The coldest months are over and I won’t need to buy one until next year. This winter I’ve seen my dentists more times than I’ve seen my friends. Does that make my dentists friends?
They see my face, greet me with a smile and call me by name. Tomorrow is my last scheduled appointment and as happy I am for my teeth getting better, I will miss the people that got them to a cleaner state.
I’m spending this Sunday by myself, arranging poems about broken heart and loneliness. I observe a pattern of titles like Unheld and Unconnected. In a set of around a 100 poems, 6 have one-word titles starting with the negation prefix un.
A single poem about the void of connecting is sad; a whole collection becomes devastating.
I am learning how to be vulnerable outside the confinements of a poem. I am not wholly bothered about being alone and single for so long, because most of my life is in the online world where I do connect with people of common interests. I’m not unhappy, but I do crave love and friendships.
My first summer in Valencia is approaching. It’s been sunny all Winter and I’ve got a beach that I can reach by foot. Can I buy a swimsuit that says “let’s be friends?” Get to know people to lick the sun with. Play beach volley or throw Frisbees.
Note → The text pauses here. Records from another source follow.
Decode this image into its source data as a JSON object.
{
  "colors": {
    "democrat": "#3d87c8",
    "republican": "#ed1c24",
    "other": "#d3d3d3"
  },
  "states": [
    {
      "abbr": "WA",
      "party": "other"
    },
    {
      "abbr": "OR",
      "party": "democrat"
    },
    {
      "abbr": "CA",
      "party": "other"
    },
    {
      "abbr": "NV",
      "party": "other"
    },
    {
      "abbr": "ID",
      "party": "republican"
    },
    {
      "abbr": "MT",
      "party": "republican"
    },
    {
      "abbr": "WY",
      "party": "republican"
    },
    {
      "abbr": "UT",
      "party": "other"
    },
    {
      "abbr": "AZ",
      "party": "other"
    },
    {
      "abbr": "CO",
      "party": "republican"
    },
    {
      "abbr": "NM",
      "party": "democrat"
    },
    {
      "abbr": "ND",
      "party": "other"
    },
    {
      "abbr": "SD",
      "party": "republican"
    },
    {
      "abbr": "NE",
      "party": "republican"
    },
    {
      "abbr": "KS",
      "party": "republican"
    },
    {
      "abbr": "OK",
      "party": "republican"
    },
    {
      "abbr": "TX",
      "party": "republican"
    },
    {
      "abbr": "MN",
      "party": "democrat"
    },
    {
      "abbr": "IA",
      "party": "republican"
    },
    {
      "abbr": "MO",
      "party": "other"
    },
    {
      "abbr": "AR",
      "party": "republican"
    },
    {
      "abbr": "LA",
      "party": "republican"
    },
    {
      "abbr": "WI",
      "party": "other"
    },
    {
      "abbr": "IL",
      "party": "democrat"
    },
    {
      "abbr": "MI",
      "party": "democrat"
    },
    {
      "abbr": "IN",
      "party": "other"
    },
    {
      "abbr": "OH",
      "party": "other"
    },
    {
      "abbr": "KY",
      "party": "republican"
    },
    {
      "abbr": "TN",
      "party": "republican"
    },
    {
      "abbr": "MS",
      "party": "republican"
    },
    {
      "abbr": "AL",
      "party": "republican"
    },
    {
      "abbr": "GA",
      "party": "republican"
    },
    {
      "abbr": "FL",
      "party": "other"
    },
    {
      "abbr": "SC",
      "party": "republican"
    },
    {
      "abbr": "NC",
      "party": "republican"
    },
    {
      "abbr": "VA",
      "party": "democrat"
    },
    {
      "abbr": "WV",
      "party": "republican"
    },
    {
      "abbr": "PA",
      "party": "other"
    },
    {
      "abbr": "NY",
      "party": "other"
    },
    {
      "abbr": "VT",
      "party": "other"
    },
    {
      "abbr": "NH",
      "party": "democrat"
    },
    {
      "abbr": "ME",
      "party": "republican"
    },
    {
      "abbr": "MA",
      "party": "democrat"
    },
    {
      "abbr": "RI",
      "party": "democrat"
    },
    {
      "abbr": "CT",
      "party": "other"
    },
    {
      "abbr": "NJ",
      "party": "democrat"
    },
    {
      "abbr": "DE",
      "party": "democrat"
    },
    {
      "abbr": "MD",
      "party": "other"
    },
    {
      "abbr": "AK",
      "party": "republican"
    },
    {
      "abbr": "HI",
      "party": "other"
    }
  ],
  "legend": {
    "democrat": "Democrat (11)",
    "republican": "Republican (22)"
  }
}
I go for a walk by this beach nearly every day, and even on the coldest days, people are in the sand, playing. It’s silly because I never was a beach person back in Malta, an island of equal sunshine. I preferred to hang out with friends in their cosy homes or lonesome walks on cliffs were crowds did not gather.
Now I live in a city and crowds are compulsory. Living in a new culture and language, intimidated of approaching people. Got a few months to work on, make myself fluent in Spanish and destroy these barriers until they are grains of sand between my toes.